A much disputed election of officers in the Crittenden County, Arkansas, branch of the NAACP occurred in 2010. All of the incumbents were defeated and replaced. The National NAACP organization, backing the local incumbents, claimed in several written and spoken public declarations over many months that the election was void, refused to acknowledge the new officers, and denied the Chapter participation in the state convention — all to the prejudice of the local, disarrayed chapter. The Arkansas Court of Appeals recently upheld the Circuit Court’s decision which confirmed the elections and held the National NAACP organization in contempt of court, fining it $100,000 and charging it $20,000 in attorneys’ fees. Interesting points resulted about the effect of court injunctions on non-parties.

The continuing and significant efforts of the National NAACP organization in refusing to acknowledge the newly-elected officers and challenging the validity of the Chapter were brought into Circuit Court by the new officers. Initially, the National NAACP organization was not a party to the action and during that interim period, several orders, including injunctions, were issued confirming the validity of the newly-elected officers.

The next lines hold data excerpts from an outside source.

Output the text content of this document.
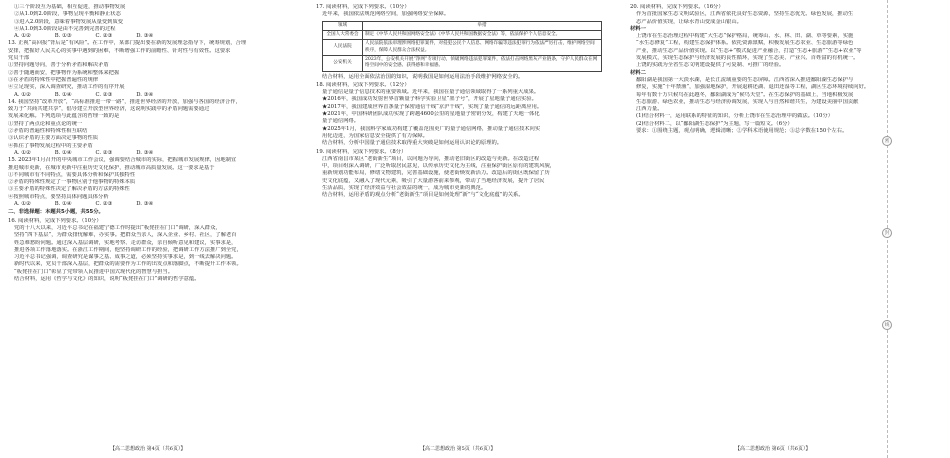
①三个阶段互为基础，相互促进，推动事物发展
②从1.0到2.0阶段，事物呈现平衡和静止状态
③进入2.0阶段，意味着事物发展从量变到质变
④从1.0到3.0阶段是由不完善到完善的过程
A. ①②	B. ①③	C. ②③	D. ③④
13. 正视“高回报”背后是“有风险”。在工作中，某部门提出要在新的发展理念指导下，统筹规划，合理
安排，把握好人民关心的实事中遇到的困难，不断增强工作的前瞻性、针对性与有效性。这要求
党员干部
①坚持问题导向，善于分析矛盾和解决矛盾
②善于随遇而安，把事物作为系统和整体来把握
③在矛盾的特殊性中把握普遍性的规律
④立足现实，深入调查研究，推动工作的有序开展
A. ①②	B. ①④	C. ②③	D. ③④
14. 我国坚持“改革开放”，“高标准推进一带一路”，推进世界经济的开放，加强与各国的经济合作，
致力于“共商共建共享”，倡导建立开放型世界经济，这说明实践中的矛盾问题需要通过
发展来化解。下列选项与此蕴含的哲理一致的是
①坚持了两点论和重点论的统一
②矛盾的普遍性和特殊性相互联结
③认识矛盾的主要方面决定事物的性质
④抓住了事物发展过程中的主要矛盾
A. ①②	B. ①④	C. ②③	D. ③④
15. 2023年1月召开的中央城市工作会议，强调要结合城市的实际，把握城市发展规律，因地制宜
推进城市更新，在城市更新中注重历史文化保护，推动城市高质量发展。这一要求是基于
①不同城市有不同特点，需要具体分析和保护其独特性
②矛盾的特殊性规定了一事物区别于他事物的特殊本质
③主要矛盾的特殊性决定了解决矛盾的方法的特殊性
④按照城市特点，要坚持具体问题具体分析
A. ①②	B. ①④	C. ②③	D. ③④
二、非选择题：本题共5小题，共55分。
16. 阅读材料，完成下列要求。（10分）
党的十八大以来，习近平总书记在福建宁德工作时提出“板凳挂在门口”调研，深入群众，
坚持“四下基层”，为群众排忧解难，办实事。把群众当亲人，深入企业、乡村、社区，了解老百
姓急难愁盼问题。通过深入基层调研，实地考察、走访群众，亲自倾听意见和建议，实事求是，
推进各项工作落地落实。在浙江工作期间，他坚持调研工作的经验，把调研工作方法推广到全党，
习近平总书记强调，调查研究是谋事之基、成事之道，必须坚持实事求是，到一线去解决问题。
新时代以来，党员干部深入基层，把群众的需要作为工作的出发点和落脚点，不断提升工作本领。
“板凳挂在门口”彰显了党带领人民推进中国式现代化的智慧与担当。
结合材料，运用《哲学与文化》的知识，说明“板凳挂在门口”调研的哲学意蕴。
17. 阅读材料，完成下列要求。（10分）
近年来，我国依法规范网络空间，加强网络安全保障。
领域	举措
全国人大常委会	制定《中华人民共和国网络安全法》《中华人民共和国数据安全法》等，依法保护个人信息安全。
人民法院	人民法院依法审理涉网络犯罪案件，对侵犯公民个人信息、网络诈骗等违法犯罪行为依法严厉打击，维护网络空间秩序，保障人民群众合法权益。
公安机关	2023年，公安机关开展“净网”专项行动，侦破网络违法犯罪案件，依法打击网络黑灰产业链条，守护人民群众在网络空间中的安全感、获得感和幸福感。
结合材料，运用全面依法治国的知识，说明我国是如何运用法治手段维护网络安全的。
18. 阅读材料，完成下列要求。（12分）
量子通信是量子信息技术的重要领域。近年来，我国在量子通信领域取得了一系列重大成果。
★2016年，我国成功发射世界首颗量子科学实验卫星“墨子号”，开展了星地量子通信实验。
★2017年，我国建成世界首条量子保密通信干线“京沪干线”，实现了量子通信的远距离应用。
★2021年，中国科研团队成功实现了跨越4600公里的星地量子密钥分发，构建了天地一体化
量子通信网络。
★2025年1月，我国科学家成功构建了覆盖范围更广的量子通信网络，推动量子通信技术向实
用化迈进，为国家信息安全提供了有力保障。
结合材料，分析中国量子通信技术取得重大突破是如何运用认识论的原理的。
19. 阅读材料，完成下列要求。（8分）
江西省南昌市某区“老街新生”项目，以问题为导向，推动老旧街区的改造与更新。在改造过程
中，项目组深入调研，广泛听取居民意见，以传承历史文化为主线，注重保护街区原有的建筑风貌，
重新规划功能布局，修缮文物建筑，完善基础设施，使老街焕发新活力。改造后的街区既保留了历
史文化底蕴，又融入了现代元素，吸引了大量游客前来参观，带动了当地经济发展，提升了居民
生活品质，实现了经济效益与社会效益的统一，成为城市更新的典范。
结合材料，运用矛盾的观点分析“老街新生”项目是如何处理“新”与“文化底蕴”的关系。
20. 阅读材料，完成下列要求。（16分）
作为首批国家生态文明试验区，江西省依托良好生态资源，坚持生态优先、绿色发展，推动生
态产品价值实现，让绿水青山变成金山银山。
材料一
上饶市在生态治理过程中构建“大生态”保护格局，统筹山、水、林、田、湖、草等要素，实施
“水生态修复”工程，构建生态保护体系。依托资源禀赋，积极发展生态农业、生态旅游等绿色
产业，推动生态产品价值实现。以“生态+”模式促进产业融合，打造“生态+旅游”“生态+农业”等
发展模式，实现生态保护与经济发展的良性循环，实现了生态美、产业兴、百姓富的有机统一。
上饶的实践为全省生态文明建设提供了可复制、可推广的经验。
材料二
鄱阳湖是我国第一大淡水湖，是长江流域重要的生态屏障。江西省深入推进鄱阳湖生态保护与
修复，实施“十年禁渔”，加强湿地保护，开展退耕还湖、退田还湿等工程，湖区生态环境持续向好。
每年有数十万只候鸟在此越冬，鄱阳湖成为“候鸟天堂”。在生态保护的基础上，当地积极发展
生态旅游、绿色农业，推动生态与经济协调发展，实现人与自然和谐共生，为建设美丽中国贡献
江西力量。
(1)结合材料一，运用联系的特征的知识，分析上饶市在生态治理中的做法。（10分）
(2)结合材料二，以“鄱阳湖生态保护”为主题，写一篇短文。（6分）
要求：①围绕主题，观点明确，逻辑清晰；②学科术语使用规范；③总字数在150个左右。
【高二思想政治 第4页（共6页）】	【高二思想政治 第5页（共6页）】	【高二思想政治 第6页（共6页）】
密
封
线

The Appellate Court held that even though the National NAACP organization was not a party to the suit at the time the injunctions were issued, nor had it become a party by the time many of their declarations of invalidity were made, any person or entity, regardless of whether they are a formal party to the litigation or not, is bound by the terms of an injunction if duly served with it. The National NAACP organization’s intermeddling with court-approved local affairs was severely sanctioned by the Circuit Court, and its decision was approved by the Court of Appeals. 207 Ark. App. 166, March 15, 2017.